Why we help
Our organisation exists to combat the digital gap and associated inequalities in Germany. Below we aim to describe the problem and current situation in Germany.
Today, access to modern information and communication technologies is of great significance. Thanks to the internet, we find ourselves on the path to a modern knowledge-based society. However, this means that people without access to computers and the internet are left out. We want every person in Germany to have access to a computer and the internet, and consequently reduce the digital gap.
The phrase “digital gap” describes the fact that access to computers and internet is unequal and strongly dependent on socio-economic factors. There are strong indications that people with access to these technologies have better social and commercial opportunities. Thus combating the digital gap also means combating social inequality in our society.
This problem is also present in Germany, a developed nation. The number of private households with computers is approximately 81% (German Bureau of Statistics, 2011). 16% of those surveyed had never used a computer. According to a study by the Initiative D21, one in four people in Germany do not have access to the internet. These people who only operate “offline” require more assistance than ever: from checking whether your train is delayed to finding savings prices, internet access is key. They are excluded from the frequent discounts of online shopping. Some phone companies charge their customers for posting out a paper bill. The standard form of communication is email. More and more administrative services have increased their online presence, providing online registration services, and online applications for personal identification documents. Those who can only act offline are excluded from these opportunities and have to wait in line.
A closer look at the study, “The Digital Society” from Initiative D21, shows that the majority of those with higher education qualifications use the internet. The digital gap becomes clearer when looking at “digital outsiders”. This group typically has a higher average age (62.5 years old), less formal education, a below average household income, and high unemployment rates (73%).
A central element of the digital gap in developed countries like Germany, lies in the technical hardware access to broadband internet. A German Government initiative hopes to introduce this hardware access nationwide. However, a hardware internet connection has no utility, when an end device is lacking, for reasons of lacking financial resources. We tackle digital integration here by providing people with an end device. In so doing, we hope to reduce the disadvantages these people face owing to their level of education, age or other socio-economic factors.
There are already a few initiatives wolrdwide, which seek to combat the digital gap. Projects like One Laptop per Child work to make access to the digital world possible for schoolchildren in developing countries. The Open-Source Community makes a great contribution by providing free software. Further,the free distribution of used PCs is relatively established, but these channels are confined largely to developing countries, for example, Linux4 in Africa. There is however an initiative in Germany: PC-for-Kids supports schools by supplying them with used EDV devices donated by companies.
As regards more direct and practical help, there are a few organisations such as the Humanistischen Verband Deutschland, which in conjunction with the Internet-Café for Seniors, “Weltenbummler” offers free courses for seniors multiple times a week. Here they learn about using the internet. Volunteer staff are on hand to answer their questions. Agnes e.V. offers in cooperation with the employment agency, training and other assistance with online material for applications for the unemployed. In Austria, the initiative A1 Internet for all teaches disadvantaged people how to use the Internet, strengthening their abilities to interact with new media. Other companies employ people of disadvantaged backgrounds to build up their online services, giving them an opportunity to strengthen their knowledge of computers while receiving a salaried income.

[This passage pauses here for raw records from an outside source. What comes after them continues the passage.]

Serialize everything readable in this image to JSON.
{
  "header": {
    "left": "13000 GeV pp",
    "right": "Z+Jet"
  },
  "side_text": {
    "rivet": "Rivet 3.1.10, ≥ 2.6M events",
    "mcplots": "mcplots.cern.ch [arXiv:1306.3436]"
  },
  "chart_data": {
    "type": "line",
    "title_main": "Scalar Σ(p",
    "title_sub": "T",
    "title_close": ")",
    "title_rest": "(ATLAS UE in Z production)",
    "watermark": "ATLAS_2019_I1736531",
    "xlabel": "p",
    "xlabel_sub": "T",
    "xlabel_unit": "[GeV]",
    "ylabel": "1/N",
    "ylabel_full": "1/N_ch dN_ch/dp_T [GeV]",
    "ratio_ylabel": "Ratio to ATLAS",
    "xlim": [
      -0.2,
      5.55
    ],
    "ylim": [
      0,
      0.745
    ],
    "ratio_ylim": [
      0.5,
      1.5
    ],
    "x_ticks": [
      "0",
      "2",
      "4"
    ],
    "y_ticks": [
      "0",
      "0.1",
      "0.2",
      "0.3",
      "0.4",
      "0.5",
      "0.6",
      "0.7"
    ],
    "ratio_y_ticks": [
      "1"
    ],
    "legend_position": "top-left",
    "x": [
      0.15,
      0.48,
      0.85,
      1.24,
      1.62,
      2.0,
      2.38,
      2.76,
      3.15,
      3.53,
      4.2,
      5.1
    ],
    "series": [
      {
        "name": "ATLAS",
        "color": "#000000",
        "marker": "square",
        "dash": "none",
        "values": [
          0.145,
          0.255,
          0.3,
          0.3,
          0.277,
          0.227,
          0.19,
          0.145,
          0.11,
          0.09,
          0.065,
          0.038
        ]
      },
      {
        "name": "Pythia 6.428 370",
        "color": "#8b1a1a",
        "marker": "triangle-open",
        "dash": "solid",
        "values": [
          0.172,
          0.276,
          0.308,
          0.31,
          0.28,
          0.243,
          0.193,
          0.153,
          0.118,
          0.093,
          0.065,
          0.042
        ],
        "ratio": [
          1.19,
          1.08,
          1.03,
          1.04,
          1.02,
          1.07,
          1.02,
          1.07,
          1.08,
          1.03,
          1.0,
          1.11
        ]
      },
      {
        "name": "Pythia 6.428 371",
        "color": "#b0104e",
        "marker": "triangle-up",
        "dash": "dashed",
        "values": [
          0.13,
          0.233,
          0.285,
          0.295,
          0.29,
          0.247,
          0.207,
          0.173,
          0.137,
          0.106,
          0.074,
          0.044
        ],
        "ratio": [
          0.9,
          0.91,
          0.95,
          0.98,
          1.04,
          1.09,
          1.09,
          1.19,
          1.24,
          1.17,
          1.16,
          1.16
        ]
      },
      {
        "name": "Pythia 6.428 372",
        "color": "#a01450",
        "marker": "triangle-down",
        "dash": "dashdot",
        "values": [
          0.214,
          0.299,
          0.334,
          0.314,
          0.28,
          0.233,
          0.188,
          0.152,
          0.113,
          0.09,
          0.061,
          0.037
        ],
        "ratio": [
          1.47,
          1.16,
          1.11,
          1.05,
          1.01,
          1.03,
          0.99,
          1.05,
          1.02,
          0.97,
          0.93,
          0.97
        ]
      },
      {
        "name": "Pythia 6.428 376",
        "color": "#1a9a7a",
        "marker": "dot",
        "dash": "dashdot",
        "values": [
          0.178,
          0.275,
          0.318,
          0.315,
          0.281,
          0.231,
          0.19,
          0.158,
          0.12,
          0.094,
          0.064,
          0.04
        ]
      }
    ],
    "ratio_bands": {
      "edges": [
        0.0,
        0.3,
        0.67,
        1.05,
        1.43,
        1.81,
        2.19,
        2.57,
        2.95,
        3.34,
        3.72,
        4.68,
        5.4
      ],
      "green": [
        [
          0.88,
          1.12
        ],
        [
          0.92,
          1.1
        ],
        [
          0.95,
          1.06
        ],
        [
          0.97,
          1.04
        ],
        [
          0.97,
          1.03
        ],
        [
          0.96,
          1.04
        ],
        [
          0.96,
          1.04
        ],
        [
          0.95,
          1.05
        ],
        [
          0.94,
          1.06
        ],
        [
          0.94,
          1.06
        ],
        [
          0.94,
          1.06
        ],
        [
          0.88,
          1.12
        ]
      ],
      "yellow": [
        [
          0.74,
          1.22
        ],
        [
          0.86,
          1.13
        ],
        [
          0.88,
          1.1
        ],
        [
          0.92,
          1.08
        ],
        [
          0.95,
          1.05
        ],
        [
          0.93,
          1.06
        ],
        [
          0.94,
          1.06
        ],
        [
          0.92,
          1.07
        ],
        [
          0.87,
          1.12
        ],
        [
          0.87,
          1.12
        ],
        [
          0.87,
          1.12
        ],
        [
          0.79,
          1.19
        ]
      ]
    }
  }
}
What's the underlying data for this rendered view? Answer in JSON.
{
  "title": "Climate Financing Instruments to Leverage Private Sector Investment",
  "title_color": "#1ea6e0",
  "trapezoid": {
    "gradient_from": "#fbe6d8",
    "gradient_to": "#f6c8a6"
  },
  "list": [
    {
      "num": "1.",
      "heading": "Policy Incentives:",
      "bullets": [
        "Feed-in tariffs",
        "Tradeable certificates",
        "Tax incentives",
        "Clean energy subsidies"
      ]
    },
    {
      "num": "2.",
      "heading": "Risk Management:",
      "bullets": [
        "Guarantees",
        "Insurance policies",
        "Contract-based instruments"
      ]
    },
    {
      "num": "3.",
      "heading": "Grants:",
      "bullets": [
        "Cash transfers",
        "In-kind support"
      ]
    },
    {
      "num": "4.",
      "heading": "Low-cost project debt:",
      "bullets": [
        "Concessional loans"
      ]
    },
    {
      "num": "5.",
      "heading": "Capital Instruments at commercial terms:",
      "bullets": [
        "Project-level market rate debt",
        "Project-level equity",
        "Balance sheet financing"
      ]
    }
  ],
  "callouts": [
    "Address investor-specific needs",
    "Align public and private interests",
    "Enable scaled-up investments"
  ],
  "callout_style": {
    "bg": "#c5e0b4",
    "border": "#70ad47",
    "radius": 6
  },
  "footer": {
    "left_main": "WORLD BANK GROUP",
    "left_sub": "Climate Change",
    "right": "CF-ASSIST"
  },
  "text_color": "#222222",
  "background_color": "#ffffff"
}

Low-income earners and those in need need to be led individually to new information and communication solutions, to narrow the digital gap in Germany.
We strongly believe that every person should have equal access to knowledge and education. To cultivate this equality effectively, reaching all levels of society, our initiative helps the people who suffer the most by this digital gap. We want to give those in need access to computers, and hope that this will help them in their everyday lives, giving them improved job opportunities and the like.